A smooth improvement of the loss and accuracy functions over the number of epochs can be observed. The model to converges gradually and 
plateau near the end

In [0]:
PlotLoss(history, 30)
PlotAcc(history, 30)

In [0]:
from sklearn.metrics import confusion_matrix
y_val_predicted = model.predict_classes(X_val)
y_val_actual=np.argmax(y_val, axis=-1)
cm = confusion_matrix(y_val_actual, y_val_predicted)

In [0]:
f, ax = plt.subplots(figsize=(10,10))
sns.heatmap(cm,fmt=".0f", annot=True,linewidths=0.1, linecolor="purple", ax=ax)
plt.xlabel("Predicted")
plt.ylabel("Actual")
plt.show()

In [0]:
result = model.predict_classes(X_test)

In [0]:
result

In [0]:
sub_df = test[['id']]
sub_df['label'] = result

In [0]:
sub_df.to_csv('submission.csv',index=False)

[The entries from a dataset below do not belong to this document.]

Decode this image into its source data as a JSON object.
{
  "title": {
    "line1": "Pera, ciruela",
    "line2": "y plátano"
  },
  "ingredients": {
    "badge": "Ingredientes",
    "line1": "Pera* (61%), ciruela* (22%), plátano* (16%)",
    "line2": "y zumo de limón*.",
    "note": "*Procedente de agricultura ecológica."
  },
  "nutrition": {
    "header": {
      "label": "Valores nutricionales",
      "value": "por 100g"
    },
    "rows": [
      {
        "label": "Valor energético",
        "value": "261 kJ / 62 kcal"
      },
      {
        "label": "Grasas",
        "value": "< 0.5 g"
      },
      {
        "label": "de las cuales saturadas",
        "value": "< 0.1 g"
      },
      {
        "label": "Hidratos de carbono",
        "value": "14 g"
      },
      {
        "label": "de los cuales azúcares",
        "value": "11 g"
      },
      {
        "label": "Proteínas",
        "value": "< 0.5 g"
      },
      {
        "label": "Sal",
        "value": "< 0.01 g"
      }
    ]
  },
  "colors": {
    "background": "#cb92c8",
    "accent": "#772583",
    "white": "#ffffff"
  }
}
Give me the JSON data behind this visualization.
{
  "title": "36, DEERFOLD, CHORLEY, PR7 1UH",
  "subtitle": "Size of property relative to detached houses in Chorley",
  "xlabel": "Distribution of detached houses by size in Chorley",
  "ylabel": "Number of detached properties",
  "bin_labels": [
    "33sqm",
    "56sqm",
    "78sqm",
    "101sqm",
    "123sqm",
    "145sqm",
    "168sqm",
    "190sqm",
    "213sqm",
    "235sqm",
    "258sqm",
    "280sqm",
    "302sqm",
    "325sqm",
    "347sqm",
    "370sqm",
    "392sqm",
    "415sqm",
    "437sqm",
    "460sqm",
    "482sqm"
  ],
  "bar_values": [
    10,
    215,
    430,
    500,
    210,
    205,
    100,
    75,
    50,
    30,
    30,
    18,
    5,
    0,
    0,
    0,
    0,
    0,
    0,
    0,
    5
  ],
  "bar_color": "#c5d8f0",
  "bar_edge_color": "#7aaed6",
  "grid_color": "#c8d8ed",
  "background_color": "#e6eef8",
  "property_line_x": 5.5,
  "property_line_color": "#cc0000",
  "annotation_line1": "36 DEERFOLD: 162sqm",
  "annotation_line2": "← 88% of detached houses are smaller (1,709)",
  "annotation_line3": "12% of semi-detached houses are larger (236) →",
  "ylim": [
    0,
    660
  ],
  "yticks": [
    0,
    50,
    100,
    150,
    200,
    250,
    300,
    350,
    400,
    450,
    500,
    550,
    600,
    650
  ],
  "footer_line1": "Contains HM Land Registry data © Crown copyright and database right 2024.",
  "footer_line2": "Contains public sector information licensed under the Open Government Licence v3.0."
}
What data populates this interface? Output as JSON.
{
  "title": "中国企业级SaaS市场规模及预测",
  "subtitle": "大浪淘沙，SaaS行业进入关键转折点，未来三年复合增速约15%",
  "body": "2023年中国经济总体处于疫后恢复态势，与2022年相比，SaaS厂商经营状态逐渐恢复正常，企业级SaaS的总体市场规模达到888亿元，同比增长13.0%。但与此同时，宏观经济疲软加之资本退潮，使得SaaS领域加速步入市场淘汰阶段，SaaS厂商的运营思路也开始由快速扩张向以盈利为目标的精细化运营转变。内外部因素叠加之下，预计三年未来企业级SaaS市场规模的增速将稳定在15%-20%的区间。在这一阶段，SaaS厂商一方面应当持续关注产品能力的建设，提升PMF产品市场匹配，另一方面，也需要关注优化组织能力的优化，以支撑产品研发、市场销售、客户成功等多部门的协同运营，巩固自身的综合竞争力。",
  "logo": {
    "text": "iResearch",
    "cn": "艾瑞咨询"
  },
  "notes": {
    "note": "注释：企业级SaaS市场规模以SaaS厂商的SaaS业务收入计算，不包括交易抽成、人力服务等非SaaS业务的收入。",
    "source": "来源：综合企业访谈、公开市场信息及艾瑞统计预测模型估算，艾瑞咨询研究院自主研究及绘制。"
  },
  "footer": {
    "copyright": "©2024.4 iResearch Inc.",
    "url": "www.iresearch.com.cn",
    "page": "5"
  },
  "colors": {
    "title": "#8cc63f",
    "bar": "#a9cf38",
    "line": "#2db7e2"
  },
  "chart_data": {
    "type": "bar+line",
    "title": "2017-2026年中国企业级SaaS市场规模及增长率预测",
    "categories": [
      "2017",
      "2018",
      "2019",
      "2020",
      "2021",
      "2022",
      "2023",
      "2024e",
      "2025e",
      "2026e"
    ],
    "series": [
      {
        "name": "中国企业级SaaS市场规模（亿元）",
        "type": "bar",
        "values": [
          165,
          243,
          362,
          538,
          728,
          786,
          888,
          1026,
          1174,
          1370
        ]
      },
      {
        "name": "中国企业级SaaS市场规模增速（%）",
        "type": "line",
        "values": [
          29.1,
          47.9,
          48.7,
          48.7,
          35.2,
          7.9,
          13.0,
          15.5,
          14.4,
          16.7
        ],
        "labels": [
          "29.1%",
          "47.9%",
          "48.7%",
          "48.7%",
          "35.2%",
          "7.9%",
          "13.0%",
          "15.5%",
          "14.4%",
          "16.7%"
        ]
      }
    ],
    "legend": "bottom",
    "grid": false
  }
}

# **Results of the final model**
* The accuracy of the model on the validation dataset was 99.80%
* It's performance on the unseen kaggle dataset gave an accuracy of 98.16%

The generalization of this model proved to be adequate and it did not overfit the traning dataset.

# Conclusion

Convolutional Neural Networks proved to be a suitable choice for this type of image classification task. Based on the experimentation using GridSearch and adjusting the hyperparameter like activation, filter size and optimizer combination I was able to get a high accuracy on the training data. Using data augmentation and learning rate reduction led to an increase in the validation accuracy from 99.78% to 99.80%.

However, I believe that the model's performance could be enhanced if it's possible to restore weights obtained during the epoch that gave the highest validation accuracy instead of calling the model after running all the epochs due to avoidance of overfitting the training data.